Asylbewerberleistungen. Grundleistungen. Anspruchseinschränkung. selbst zu vertretende Nichtvollziehbarkeit aufenthaltsbeendender Maßnahmen. Mitteilung des Abschiebetermins an Unterstützer. Blockade der Wohnung. Analogleistungen. rechtsmissbräuchliche Beeinflussung der Aufenthaltsdauer. fehlende Mitwirkung an der Abschiebung. passives Verhalten

 

Orientierungssatz

1. Eine Anspruchseinschränkung wegen des Nichtvollzugs aufenthaltsbeendender Maßnahmen aufgrund selbst zu vertretender Gründe setzt wegen ihres Beugecharakters eine Deckungsgleichheit (Kongruenz) von rechtsmissbräuchlichem Verhalten und Leistungszeitraum voraus; eine Anspruchseinschränkung kommt damit nur so lange in Betracht, wie das vorwerfbare Verhalten andauert.

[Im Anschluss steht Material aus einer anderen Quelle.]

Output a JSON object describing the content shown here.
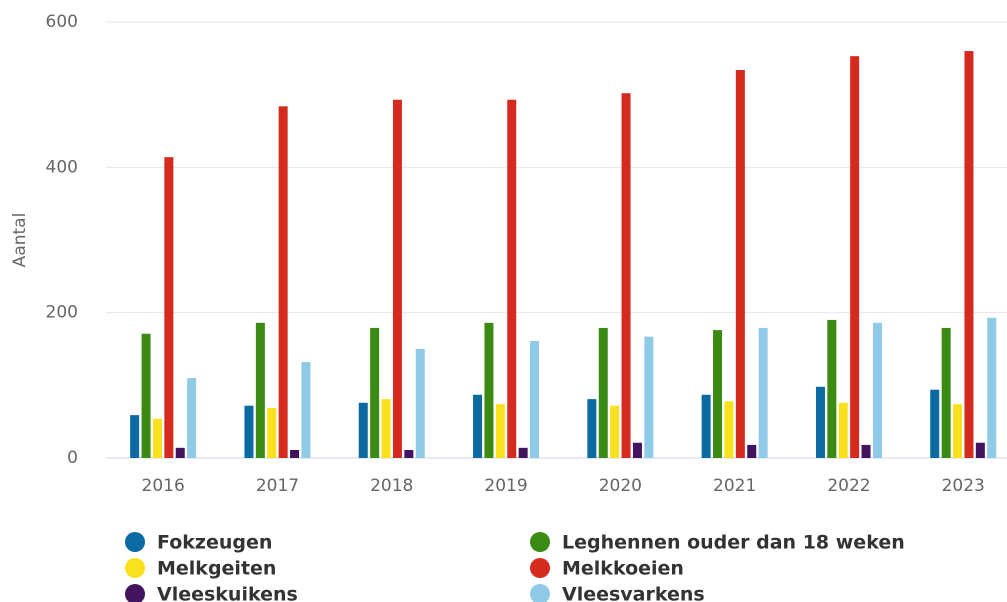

2. Ein Leistungsberechtigter hat die Nichtvollziehbarkeit seiner eingeleiteten Abschiebung nicht zu verantworten, wenn er zwar durch sein Verhalten mit zur Verhinderung der Abholung aus seiner Wohnung beigetragen hat, weil er seine drohende Abschiebung und den Termin der Abholung seinen Unterstützern mitgeteilt hat, sodass diese eine Blockade durchführen konnten, er die Blockadeaktion jedoch weder initiiert oder organisiert hat, noch Einfluss auf das Blockadegeschehen hatte.

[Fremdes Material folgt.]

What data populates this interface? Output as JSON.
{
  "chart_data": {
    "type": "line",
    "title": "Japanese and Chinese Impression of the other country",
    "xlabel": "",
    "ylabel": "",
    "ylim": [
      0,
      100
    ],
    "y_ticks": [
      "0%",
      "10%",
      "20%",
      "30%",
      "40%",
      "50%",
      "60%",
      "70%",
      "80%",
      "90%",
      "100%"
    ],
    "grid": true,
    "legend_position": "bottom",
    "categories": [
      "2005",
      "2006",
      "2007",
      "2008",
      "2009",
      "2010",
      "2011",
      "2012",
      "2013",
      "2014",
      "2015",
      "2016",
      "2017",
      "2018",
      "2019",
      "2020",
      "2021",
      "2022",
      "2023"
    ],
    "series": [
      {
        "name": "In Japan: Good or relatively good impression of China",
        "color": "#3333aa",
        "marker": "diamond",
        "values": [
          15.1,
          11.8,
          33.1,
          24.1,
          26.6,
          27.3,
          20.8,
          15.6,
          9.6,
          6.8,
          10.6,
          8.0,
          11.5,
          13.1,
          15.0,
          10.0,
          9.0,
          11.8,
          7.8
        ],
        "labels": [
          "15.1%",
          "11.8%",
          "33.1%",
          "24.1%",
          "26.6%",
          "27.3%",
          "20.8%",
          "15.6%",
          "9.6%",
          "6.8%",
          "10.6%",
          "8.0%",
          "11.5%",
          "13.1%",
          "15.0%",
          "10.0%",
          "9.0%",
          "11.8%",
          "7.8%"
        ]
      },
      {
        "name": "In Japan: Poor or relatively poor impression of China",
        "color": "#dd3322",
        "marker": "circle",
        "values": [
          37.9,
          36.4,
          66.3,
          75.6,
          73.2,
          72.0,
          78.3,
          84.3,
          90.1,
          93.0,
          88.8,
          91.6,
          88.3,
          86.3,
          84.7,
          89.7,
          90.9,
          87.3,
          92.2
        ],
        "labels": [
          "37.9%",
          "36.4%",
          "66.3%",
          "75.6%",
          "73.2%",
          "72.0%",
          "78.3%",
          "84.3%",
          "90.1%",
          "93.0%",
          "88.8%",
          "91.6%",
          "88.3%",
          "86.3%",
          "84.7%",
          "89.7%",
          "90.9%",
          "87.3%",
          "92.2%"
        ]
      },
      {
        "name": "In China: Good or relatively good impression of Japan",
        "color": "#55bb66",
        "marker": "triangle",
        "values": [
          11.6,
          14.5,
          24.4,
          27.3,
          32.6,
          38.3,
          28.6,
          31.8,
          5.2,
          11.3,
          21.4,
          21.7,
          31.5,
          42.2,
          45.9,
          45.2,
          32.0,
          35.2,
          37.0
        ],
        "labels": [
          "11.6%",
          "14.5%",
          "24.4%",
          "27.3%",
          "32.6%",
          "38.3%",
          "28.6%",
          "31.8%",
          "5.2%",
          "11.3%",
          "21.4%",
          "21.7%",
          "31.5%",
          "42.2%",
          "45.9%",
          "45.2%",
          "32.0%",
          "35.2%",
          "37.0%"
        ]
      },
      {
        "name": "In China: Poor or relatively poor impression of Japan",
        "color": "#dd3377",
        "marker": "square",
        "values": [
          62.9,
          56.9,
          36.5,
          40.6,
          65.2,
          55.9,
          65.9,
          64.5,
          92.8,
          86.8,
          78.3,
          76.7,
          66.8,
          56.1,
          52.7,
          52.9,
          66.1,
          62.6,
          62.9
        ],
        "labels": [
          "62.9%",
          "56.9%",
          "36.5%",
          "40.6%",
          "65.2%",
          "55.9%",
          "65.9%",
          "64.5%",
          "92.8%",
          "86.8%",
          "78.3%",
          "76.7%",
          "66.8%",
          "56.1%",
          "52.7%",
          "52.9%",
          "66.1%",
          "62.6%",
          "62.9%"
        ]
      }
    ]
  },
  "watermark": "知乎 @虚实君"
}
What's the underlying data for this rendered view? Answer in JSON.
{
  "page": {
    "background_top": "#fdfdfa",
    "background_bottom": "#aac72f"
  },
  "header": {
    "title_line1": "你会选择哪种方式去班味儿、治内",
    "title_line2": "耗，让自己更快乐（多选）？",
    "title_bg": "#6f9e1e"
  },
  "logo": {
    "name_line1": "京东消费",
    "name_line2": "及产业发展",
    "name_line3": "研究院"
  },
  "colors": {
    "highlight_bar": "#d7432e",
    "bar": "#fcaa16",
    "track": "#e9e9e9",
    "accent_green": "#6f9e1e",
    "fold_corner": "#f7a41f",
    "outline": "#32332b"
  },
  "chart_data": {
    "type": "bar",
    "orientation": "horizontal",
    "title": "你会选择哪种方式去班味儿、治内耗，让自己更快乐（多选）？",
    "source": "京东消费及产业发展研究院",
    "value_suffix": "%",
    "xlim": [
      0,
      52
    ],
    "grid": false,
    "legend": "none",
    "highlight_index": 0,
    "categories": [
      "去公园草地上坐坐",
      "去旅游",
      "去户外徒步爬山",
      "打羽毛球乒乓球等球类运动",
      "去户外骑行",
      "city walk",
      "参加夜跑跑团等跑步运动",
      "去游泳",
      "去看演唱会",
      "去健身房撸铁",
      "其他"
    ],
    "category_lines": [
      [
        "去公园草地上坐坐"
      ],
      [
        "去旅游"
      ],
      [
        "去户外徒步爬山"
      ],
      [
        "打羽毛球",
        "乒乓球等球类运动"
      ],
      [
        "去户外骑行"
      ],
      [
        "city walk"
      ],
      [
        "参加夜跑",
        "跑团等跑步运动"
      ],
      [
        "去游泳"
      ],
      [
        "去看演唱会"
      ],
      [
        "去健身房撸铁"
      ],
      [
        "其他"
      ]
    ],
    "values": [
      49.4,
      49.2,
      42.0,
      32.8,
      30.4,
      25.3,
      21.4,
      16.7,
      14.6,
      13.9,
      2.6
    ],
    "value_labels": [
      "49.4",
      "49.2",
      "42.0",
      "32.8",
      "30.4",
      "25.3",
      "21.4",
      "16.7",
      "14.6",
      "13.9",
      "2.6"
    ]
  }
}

3. Das Unterlassen der Mitwirkung an einer Abschiebung allein durch passives Verhalten bzw die (wahrheitsgemäße) Erklärung, nicht ausreisen zu wollen, stellt in der Regel kein rechtsmissbräuchliches Verhalten im Sinne des § 2 Abs 1 AsylbLG dar, weil dies in seinem Unwertgehalt nicht mit einem aktiven Entziehen von der Abschiebung gleichzusetzen ist (vgl LSG Celle-Bremen vom 3.11.2022 - L 8 AY 55/21 = SAR 2023, 5 = juris RdNr 28).

 

Leitsatz (amtlich)

1. Eine Anspruchseinschränkung wegen des Nichtvollzugs aufenthaltsbeendender Maßnahmen aufgrund selbst zu vertretender Gründe nach § 1a Nr 2 AsylbLG aF (bzw § 1a Abs 3 AsylbLG nF) setzt wegen ihres Beugecharakters eine Deckungsgleichheit (Kongruenz) von rechtsmissbräuchlichem Verhalten und Leistungszeitraum voraus; eine Anspruchseinschränkung kommt damit nur so lange in Betracht, wie das vorwerfbare Verhalten andauert. Es handelt sich bei § 1a Nr 2 AsylbLG aF (bzw § 1a Abs 3 AsylbLG nF) nicht um eine Sanktionsnorm. Sie ist nicht mehr anwendbar, wenn das den Vollzug einer aufenthaltsbeendenden Maßnahme hindernde Verhalten des Ausländers geendet hat.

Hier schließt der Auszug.